Há quem diga que o ingrediente mais raro da gastronomia não é a trufa branca ou o açafrão persa, mas o tempo. Em Novara, no Piemonte, a família Caldarola provou que o tempo pode ser guardado dentro de um caderno de capa dura, escrito à mão, onde a caligrafia de três gerações se mistura ao cheiro de manteiga e avelãs.
Entrar na Pasticceria Caldarola, na Via Piave, não é apenas visitar uma vitrine de doces; é folhear um álbum de família que começou sob o sol escaldante da Líbia, sobreviveu à fúria de uma guerra mundial e floresceu na elegância do norte da Itália.
Tudo começa longe do Piemonte. Começa em Ruvo di Puglia, no sul da Itália, com Paolo Caldarola. Empreendedor por vocação, ele parte com a esposa Benedetta em busca de oportunidades, passando por Roma até chegar à Líbia, então colônia italiana. Ali, no Norte da África, Paolo constrói sua primeira vida profissional como restaurateur, um homem de sala e cozinha, para quem comida sempre significou acolhimento.
Mas a História, com H maiúsculo, interrompe o percurso. A Segunda Guerra Mundial obriga a família a fugir. Não é uma mudança planejada, é uma urgência. Eles tiveram que fugir de verdade. O destino escolhido foi Novara: perto de Turim, onde já havia parentes, mas longe da grande indústria. Paolo e Benedetta não se viam nas fábricas da Fiat; queriam continuar fazendo o que sabiam melhor: transformar ingredientes em conforto.
No final dos anos 1940, abrem um restaurante com café. Trabalham muito, aceitaram encomendas, produziram para terceiros. Até que, em 1953, nasceu a primeira fábrica de biscoitos, instalada em um pátio simples. Dez anos depois, vem a intuição decisiva, eles perceberam que fazer apenas biscoitos não bastava, precisavam ter identidade própria.
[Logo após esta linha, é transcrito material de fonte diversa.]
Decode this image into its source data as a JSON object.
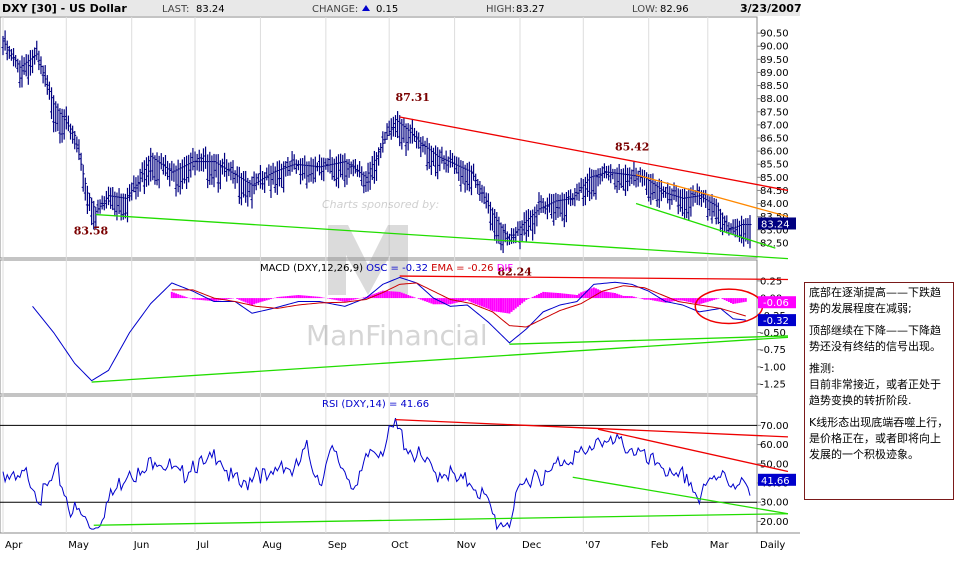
{
  "header": {
    "symbol": "DXY [30] - US Dollar",
    "last_label": "LAST:",
    "last": "83.24",
    "change_label": "CHANGE:",
    "change": "0.15",
    "high_label": "HIGH:",
    "high": "83.27",
    "low_label": "LOW:",
    "low": "82.96",
    "date": "3/23/2007"
  },
  "watermark": {
    "line1": "Charts sponsored by:",
    "brand": "ManFinancial"
  },
  "colors": {
    "price": "#000080",
    "macd": "#0000cc",
    "ema": "#cc0000",
    "osc": "#ff00ff",
    "rsi": "#0000cc",
    "trend_red": "#ee0000",
    "trend_green": "#22dd00",
    "trend_orange": "#ff8800",
    "grid": "#dddddd"
  },
  "chart_data": [
    {
      "type": "line",
      "panel": "price",
      "ylim": [
        82,
        91
      ],
      "yticks": [
        82.5,
        83.0,
        83.5,
        84.0,
        84.5,
        85.0,
        85.5,
        86.0,
        86.5,
        87.0,
        87.5,
        88.0,
        88.5,
        89.0,
        89.5,
        90.0,
        90.5
      ],
      "ytick_labels": [
        "82.50",
        "83.00",
        "83.50",
        "84.00",
        "84.50",
        "85.00",
        "85.50",
        "86.00",
        "86.50",
        "87.00",
        "87.50",
        "88.00",
        "88.50",
        "89.00",
        "89.50",
        "90.00",
        "90.50"
      ],
      "xlim": [
        0,
        354
      ],
      "xticks": [
        0,
        30,
        61,
        91,
        122,
        153,
        183,
        214,
        245,
        275,
        306,
        334
      ],
      "xtick_labels": [
        "Apr",
        "May",
        "Jun",
        "Jul",
        "Aug",
        "Sep",
        "Oct",
        "Nov",
        "Dec",
        "'07",
        "Feb",
        "Mar"
      ],
      "xaxis_right_label": "Daily",
      "keypoints": [
        [
          0,
          90.2
        ],
        [
          8,
          89.2
        ],
        [
          16,
          89.7
        ],
        [
          24,
          87.8
        ],
        [
          34,
          86.6
        ],
        [
          40,
          84.4
        ],
        [
          44,
          83.7
        ],
        [
          50,
          84.3
        ],
        [
          58,
          84.2
        ],
        [
          64,
          84.8
        ],
        [
          70,
          85.8
        ],
        [
          80,
          85.2
        ],
        [
          90,
          85.6
        ],
        [
          100,
          85.6
        ],
        [
          110,
          85.1
        ],
        [
          118,
          84.7
        ],
        [
          128,
          85.2
        ],
        [
          138,
          85.5
        ],
        [
          150,
          85.4
        ],
        [
          162,
          85.6
        ],
        [
          172,
          85.0
        ],
        [
          180,
          86.3
        ],
        [
          186,
          87.2
        ],
        [
          192,
          86.8
        ],
        [
          198,
          86.3
        ],
        [
          206,
          85.8
        ],
        [
          214,
          85.5
        ],
        [
          222,
          85.2
        ],
        [
          232,
          83.6
        ],
        [
          240,
          82.6
        ],
        [
          246,
          83.2
        ],
        [
          254,
          83.8
        ],
        [
          262,
          84.1
        ],
        [
          270,
          84.2
        ],
        [
          278,
          85.0
        ],
        [
          286,
          85.2
        ],
        [
          296,
          85.1
        ],
        [
          304,
          85.0
        ],
        [
          314,
          84.4
        ],
        [
          322,
          84.2
        ],
        [
          330,
          84.3
        ],
        [
          338,
          83.9
        ],
        [
          344,
          83.0
        ],
        [
          350,
          83.2
        ],
        [
          354,
          83.2
        ]
      ],
      "annotations": [
        {
          "text": "83.58",
          "x": 43,
          "y": 83.58
        },
        {
          "text": "87.31",
          "x": 186,
          "y": 87.31
        },
        {
          "text": "85.42",
          "x": 290,
          "y": 85.42
        },
        {
          "text": "82.24",
          "x": 240,
          "y": 82.24
        }
      ],
      "last_value_label": "83.24",
      "trendlines": [
        {
          "color": "red",
          "from": [
            188,
            87.3
          ],
          "to": [
            372,
            84.5
          ]
        },
        {
          "color": "orange",
          "from": [
            300,
            85.1
          ],
          "to": [
            372,
            83.5
          ]
        },
        {
          "color": "green",
          "from": [
            44,
            83.58
          ],
          "to": [
            372,
            81.9
          ]
        },
        {
          "color": "green",
          "from": [
            300,
            84.0
          ],
          "to": [
            366,
            82.3
          ]
        }
      ]
    },
    {
      "type": "line",
      "panel": "macd",
      "title_macd": "MACD (DXY,12,26,9)",
      "title_osc": "OSC = -0.32",
      "title_ema": "EMA = -0.26",
      "title_dif": "DIF",
      "ylim": [
        -1.35,
        0.35
      ],
      "yticks": [
        0.25,
        0,
        -0.25,
        -0.5,
        -0.75,
        -1.0,
        -1.25
      ],
      "ytick_labels": [
        "0.25",
        "0.00",
        "-0.25",
        "-0.50",
        "-0.75",
        "-1.00",
        "-1.25"
      ],
      "macd_keypoints": [
        [
          14,
          -0.12
        ],
        [
          24,
          -0.5
        ],
        [
          34,
          -0.95
        ],
        [
          42,
          -1.2
        ],
        [
          50,
          -1.05
        ],
        [
          60,
          -0.5
        ],
        [
          70,
          -0.08
        ],
        [
          80,
          0.22
        ],
        [
          90,
          0.1
        ],
        [
          100,
          -0.05
        ],
        [
          110,
          -0.05
        ],
        [
          118,
          -0.22
        ],
        [
          128,
          -0.15
        ],
        [
          140,
          -0.05
        ],
        [
          150,
          -0.05
        ],
        [
          162,
          -0.12
        ],
        [
          172,
          0.0
        ],
        [
          180,
          0.2
        ],
        [
          188,
          0.3
        ],
        [
          196,
          0.22
        ],
        [
          204,
          0.0
        ],
        [
          212,
          -0.12
        ],
        [
          220,
          -0.1
        ],
        [
          230,
          -0.35
        ],
        [
          240,
          -0.65
        ],
        [
          248,
          -0.45
        ],
        [
          256,
          -0.2
        ],
        [
          264,
          -0.1
        ],
        [
          272,
          -0.05
        ],
        [
          280,
          0.2
        ],
        [
          290,
          0.23
        ],
        [
          298,
          0.2
        ],
        [
          306,
          0.1
        ],
        [
          314,
          -0.05
        ],
        [
          322,
          -0.1
        ],
        [
          330,
          -0.2
        ],
        [
          340,
          -0.15
        ],
        [
          346,
          -0.3
        ],
        [
          352,
          -0.32
        ]
      ],
      "ema_keypoints": [
        [
          80,
          0.12
        ],
        [
          90,
          0.12
        ],
        [
          100,
          0.0
        ],
        [
          110,
          -0.05
        ],
        [
          120,
          -0.12
        ],
        [
          130,
          -0.15
        ],
        [
          140,
          -0.1
        ],
        [
          150,
          -0.07
        ],
        [
          162,
          -0.06
        ],
        [
          172,
          -0.02
        ],
        [
          180,
          0.08
        ],
        [
          188,
          0.2
        ],
        [
          196,
          0.22
        ],
        [
          204,
          0.1
        ],
        [
          212,
          -0.02
        ],
        [
          222,
          -0.08
        ],
        [
          232,
          -0.2
        ],
        [
          240,
          -0.4
        ],
        [
          248,
          -0.42
        ],
        [
          256,
          -0.3
        ],
        [
          264,
          -0.18
        ],
        [
          274,
          -0.08
        ],
        [
          284,
          0.1
        ],
        [
          294,
          0.18
        ],
        [
          304,
          0.15
        ],
        [
          312,
          0.05
        ],
        [
          320,
          -0.05
        ],
        [
          330,
          -0.1
        ],
        [
          340,
          -0.15
        ],
        [
          352,
          -0.26
        ]
      ],
      "osc_value_label": "-0.06",
      "macd_value_label": "-0.32",
      "trendlines": [
        {
          "color": "red",
          "from": [
            188,
            0.32
          ],
          "to": [
            372,
            0.27
          ]
        },
        {
          "color": "green",
          "from": [
            42,
            -1.22
          ],
          "to": [
            372,
            -0.57
          ]
        },
        {
          "color": "green",
          "from": [
            240,
            -0.67
          ],
          "to": [
            372,
            -0.55
          ]
        }
      ],
      "highlight_ellipse": {
        "cx": 344,
        "cy": -0.12,
        "rx": 16,
        "ry": 0.25
      }
    },
    {
      "type": "line",
      "panel": "rsi",
      "title": "RSI (DXY,14) = 41.66",
      "ylim": [
        15,
        78
      ],
      "yticks": [
        70,
        60,
        50,
        40,
        30,
        20
      ],
      "ytick_labels": [
        "70.00",
        "60.00",
        "50.00",
        "40.00",
        "30.00",
        "20.00"
      ],
      "reference_lines": [
        70,
        30
      ],
      "rsi_keypoints": [
        [
          0,
          50
        ],
        [
          6,
          42
        ],
        [
          12,
          48
        ],
        [
          18,
          35
        ],
        [
          26,
          48
        ],
        [
          32,
          30
        ],
        [
          38,
          25
        ],
        [
          43,
          18
        ],
        [
          48,
          30
        ],
        [
          54,
          40
        ],
        [
          60,
          52
        ],
        [
          66,
          45
        ],
        [
          72,
          58
        ],
        [
          78,
          52
        ],
        [
          84,
          45
        ],
        [
          90,
          55
        ],
        [
          96,
          50
        ],
        [
          102,
          60
        ],
        [
          108,
          45
        ],
        [
          114,
          40
        ],
        [
          120,
          52
        ],
        [
          126,
          42
        ],
        [
          132,
          55
        ],
        [
          138,
          48
        ],
        [
          144,
          60
        ],
        [
          150,
          45
        ],
        [
          156,
          58
        ],
        [
          162,
          50
        ],
        [
          168,
          40
        ],
        [
          174,
          60
        ],
        [
          180,
          62
        ],
        [
          186,
          72
        ],
        [
          192,
          62
        ],
        [
          198,
          55
        ],
        [
          204,
          48
        ],
        [
          210,
          50
        ],
        [
          216,
          42
        ],
        [
          222,
          45
        ],
        [
          228,
          35
        ],
        [
          234,
          22
        ],
        [
          240,
          24
        ],
        [
          246,
          40
        ],
        [
          252,
          50
        ],
        [
          258,
          45
        ],
        [
          264,
          55
        ],
        [
          270,
          58
        ],
        [
          276,
          56
        ],
        [
          282,
          68
        ],
        [
          288,
          62
        ],
        [
          294,
          64
        ],
        [
          300,
          60
        ],
        [
          306,
          52
        ],
        [
          312,
          55
        ],
        [
          318,
          42
        ],
        [
          324,
          48
        ],
        [
          330,
          34
        ],
        [
          336,
          44
        ],
        [
          342,
          52
        ],
        [
          346,
          38
        ],
        [
          352,
          42
        ],
        [
          354,
          41.66
        ]
      ],
      "last_value_label": "41.66",
      "trendlines": [
        {
          "color": "red",
          "from": [
            186,
            73
          ],
          "to": [
            372,
            64
          ]
        },
        {
          "color": "red",
          "from": [
            282,
            68
          ],
          "to": [
            372,
            46
          ]
        },
        {
          "color": "green",
          "from": [
            43,
            18
          ],
          "to": [
            372,
            24
          ]
        },
        {
          "color": "green",
          "from": [
            270,
            43
          ],
          "to": [
            372,
            24
          ]
        }
      ]
    }
  ],
  "notes": [
    "底部在逐渐提高——下跌趋势的发展程度在减弱;",
    "顶部继续在下降——下降趋势还没有终结的信号出现。",
    "推测:\n目前非常接近，或者正处于趋势变换的转折阶段.",
    "K线形态出现底端吞噬上行，是价格正在，或者即将向上发展的一个积极迹象。"
  ]
}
Então na década de 1960, a confeitaria se estabeleceu definitivamente na Via Piave, onde permanece até hoje. É ali que surge o objeto mais precioso da casa: um grande livro de receitas manuscrito, iniciado por Paolo e depois ampliado por seu filho Pietro. Não é apenas um caderno técnico, é um diário de família, com anotações, ajustes, datas e pequenas obsessões que revelam como a tradição se constrói no detalhe.
Pietro assumiu o comando ao lado da esposa Rosalba, trazendo na bagagem experiências em Motta e Alemagna, quando ainda eram pequenas confeitarias artesanais. Depois, chega a terceira geração. Hoje, quem lidera a Caldarola são Luisa e Luca, formados pela ALMA e pelo Cast Alimenti, escolas que moldaram uma nova geração de confeiteiros italianos. A visão é contemporânea, mas o respeito pelo passado é absoluto.
O negócio cresceu sem perder a alma. São hoje três lojas em Novara e uma grande oficina artesanal na área produtiva da cidade, responsável por cerca de 85% da produção, distribuída diariamente para os pontos de venda. A tecnologia é moderna, mas os gestos seguem antigos.
Os sabores contam essa história melhor do que qualquer discurso. A massa quebrada milanesa é exatamente a mesma feita pelo avô. A polenta doce de milho e avelã, criada em 1959, nunca foi alterada. Os biscoitos de chá, amados pelos novareses, continuam sendo presença obrigatória. Ao lado deles, surgem ecos de outras geografias: tâmaras e fisális recheadas com laranja cristalizada, lembranças sutis de um passado africano.
Há também espaço para criações mais recentes que já viraram clássicos. O bolo de chocolate e pera com frutas frescas e ganache, criado há cerca de 30 anos, é um dos mais pedidos. E, no inverno, reina o bolo fermentado de San Gaudenzio. Tradicionalmente mais simples, na Caldarola ele assume forma quase de panetone, enriquecido com chocolate, marron glacé e avelãs. Vendido até o dia 22 de janeiro, pode em breve se tornar um símbolo permanente da estação fria, assim como o panetone, que a casa já oferece o ano inteiro.
Entrar na Caldarola é experimentar uma confeitaria que não corre atrás de tendências, mas atravessa o tempo com elegância. É provar uma história feita de migração, trabalho e escolhas corajosas. É entender que tradição não é repetição: é continuidade consciente.
No fim, talvez o maior segredo da Caldarola não esteja nos fornos nem no caderno manuscrito. Esteja na capacidade de transformar memória em sabor e fazer com que cada cliente leve, junto com a caixa de doces, um pedaço vivo da história italiana.